Hypermedia API Client Success

Mike Admundsen visited the Lonely Planet offices recently and spent all day discussing the current state of API development, and thoughts on what the future holds - for those brave enough to take the risk.

One thing that I walked away from the day-long event with was the thought, "Ok, so we've mostly been doing this for a decade and we've kinda painted ourselves into a corner, but there's a few people who are trying to do it the right way. Why can't we, today, start churning out hypermedia APIs and clients that can easily consume them?"

Well, the answer is: It's hard.

The solution is to make it easier. How do we do that? Let's start with how things work today.

Current Client Strategy

The way the API consumers write clients these days is based on having a large amount of out-of-band knowledge of the application that the API is exposing. For example, a client developer must read the documentation of an API to discover that you get a list of users at api.foobar.com/users with a GET. But after you get a list of users, what then?

Well, read more docs an discover that you can view, update or delete a specific user at api.foobar.com/users/1a883efc1d.
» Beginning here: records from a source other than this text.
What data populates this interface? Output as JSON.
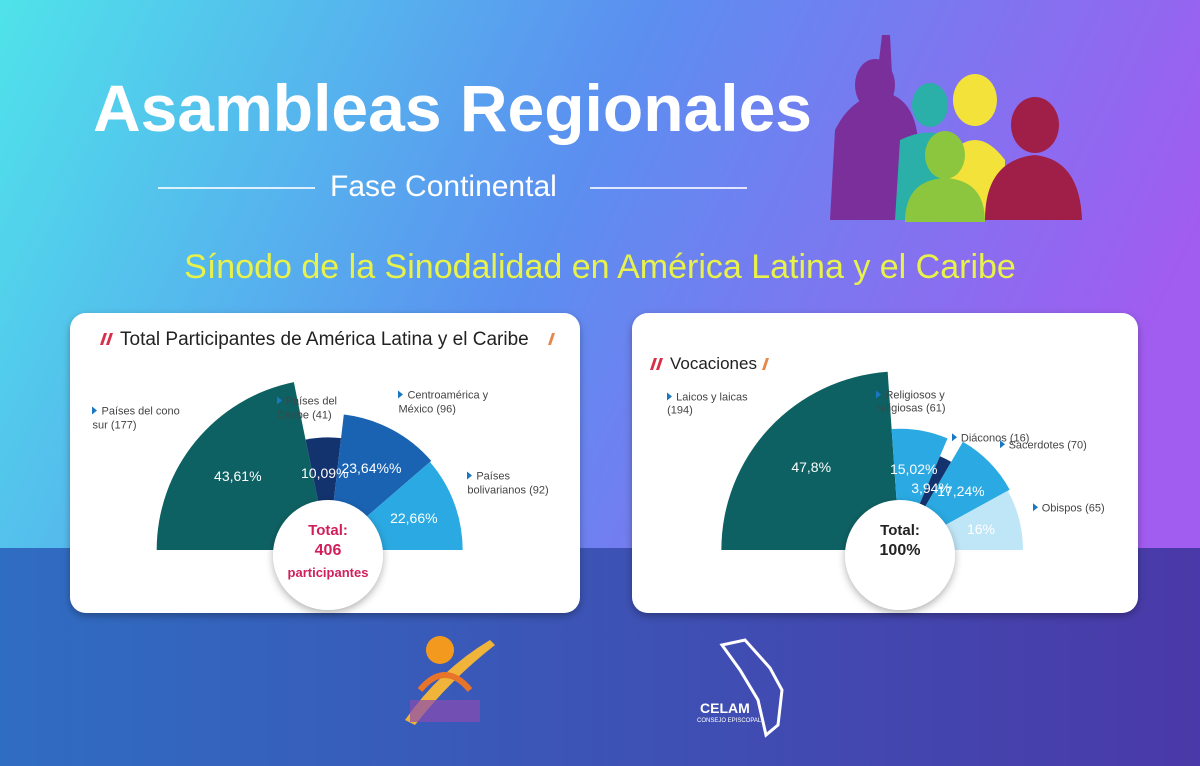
{
  "header": {
    "title": "Asambleas Regionales",
    "subtitle": "Fase Continental",
    "tagline": "Sínodo de la Sinodalidad en América Latina y el Caribe"
  },
  "chart_data": [
    {
      "type": "semicircle-rose",
      "title": "Total Participantes de América Latina y el Caribe",
      "categories": [
        "Países del cono sur (177)",
        "Países del Caribe (41)",
        "Centroamérica y México (96)",
        "Países bolivarianos (92)"
      ],
      "values": [
        43.61,
        10.09,
        23.64,
        22.66
      ],
      "value_labels": [
        "43,61%",
        "10,09%",
        "23,64%%",
        "22,66%"
      ],
      "colors": [
        "#0e6163",
        "#13336e",
        "#1a63b3",
        "#2aa9e2"
      ],
      "total": {
        "label": "Total:",
        "value": 406,
        "unit": "participantes"
      }
    },
    {
      "type": "semicircle-rose",
      "title": "Vocaciones",
      "categories": [
        "Laicos y laicas (194)",
        "Religiosos y religiosas (61)",
        "Diáconos (16)",
        "Sacerdotes (70)",
        "Obispos (65)"
      ],
      "values": [
        47.8,
        15.02,
        3.94,
        17.24,
        16
      ],
      "value_labels": [
        "47,8%",
        "15,02%",
        "3,94%",
        "17,24%",
        "16%"
      ],
      "colors": [
        "#0e6163",
        "#2aa9e2",
        "#13336e",
        "#2aa9e2",
        "#bfe6f7"
      ],
      "total": {
        "label": "Total:",
        "value": 100,
        "value_label": "100%"
      }
    }
  ],
  "logos": {
    "celam": "CELAM",
    "celam_sub": "CONSEJO EPISCOPAL"
  }
}
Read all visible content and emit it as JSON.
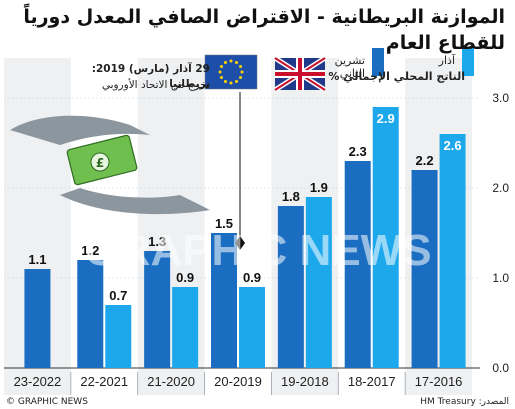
{
  "title": "الموازنة البريطانية - الاقتراض الصافي المعدل دورياً للقطاع العام",
  "annotation": {
    "line1": "29 آذار (مارس) 2019: بريطانيا",
    "line2": "تخرج من الاتحاد الأوروبي"
  },
  "footer": {
    "credit": "© GRAPHIC NEWS",
    "source": "المصدر: HM Treasury"
  },
  "watermark": "GRAPHIC NEWS",
  "colors": {
    "dark": "#1a6dc0",
    "light": "#1ea8ec",
    "projection": "#d2d6da",
    "background_alt": "#eef0f2"
  },
  "chart_data": {
    "type": "bar",
    "ylabel": "الناتج المحلي الإجمالي %",
    "ylim": [
      0,
      3.0
    ],
    "yticks": [
      "0.0",
      "1.0",
      "2.0",
      "3.0"
    ],
    "categories": [
      "23-2022",
      "22-2021",
      "21-2020",
      "20-2019",
      "19-2018",
      "18-2017",
      "17-2016"
    ],
    "series": [
      {
        "name": "تشرين الثاني",
        "key": "nov",
        "values": [
          1.1,
          1.2,
          1.3,
          1.5,
          1.8,
          2.3,
          2.2
        ],
        "labels": [
          "1.1",
          "1.2",
          "1.3",
          "1.5",
          "1.8",
          "2.3",
          "2.2"
        ]
      },
      {
        "name": "آذار",
        "key": "mar",
        "values": [
          null,
          0.7,
          0.9,
          0.9,
          1.9,
          2.9,
          2.6
        ],
        "labels": [
          "",
          "0.7",
          "0.9",
          "0.9",
          "1.9",
          "2.9",
          "2.6"
        ]
      }
    ],
    "legend_position": "top-right",
    "grid": false
  }
}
Ok, that's good, but let's assume that there are orders, wishlists, and events that are related to users. How do I interact with those?

Off to the docs to discover that I get a user's orders at api.foobar.com/users/1a883efc1d/orders. If I want to then display the items in the order, I need to GET that order, discover the unique identifier and then GET from api.foobar.com/orders/8ee1babc07ed which provides me with an array of items in that order.

Rinse and repeat for every single aspect of the application state that the API exposes.

First, in this workflow, knowledge of the API has to be discovered by a client developer by reading all of the documentation for each resource and URI exposed. The developer needs to then have a mental map of how all those resources fit together for their client application.

Next, those resource URIs get translated into very specific client code that responds to user interactions and then calls the appropriate endpoint. Lots of functions are written like addUser(), updateOrder(), and listOrderItems() where the client developer instructs their software to hit the right URI and use the right HTTP method in order to perform the appropriate action (i.e. change the state of an application resource).

What do we have now?

We have clients and an API that are heavily coupled. Change a URI and all clients break. Change a POST to a PUT and all clients break. Add a key/property value to one of your representations, and clients that have written API schema validators will break. We need to write clients and servers that are more loosely coupled, so that the server can own its own namespace, change URLs, and the client remains unbroken. The client should care about state transitions that are provided by the server rather than being tightly coded against URLs.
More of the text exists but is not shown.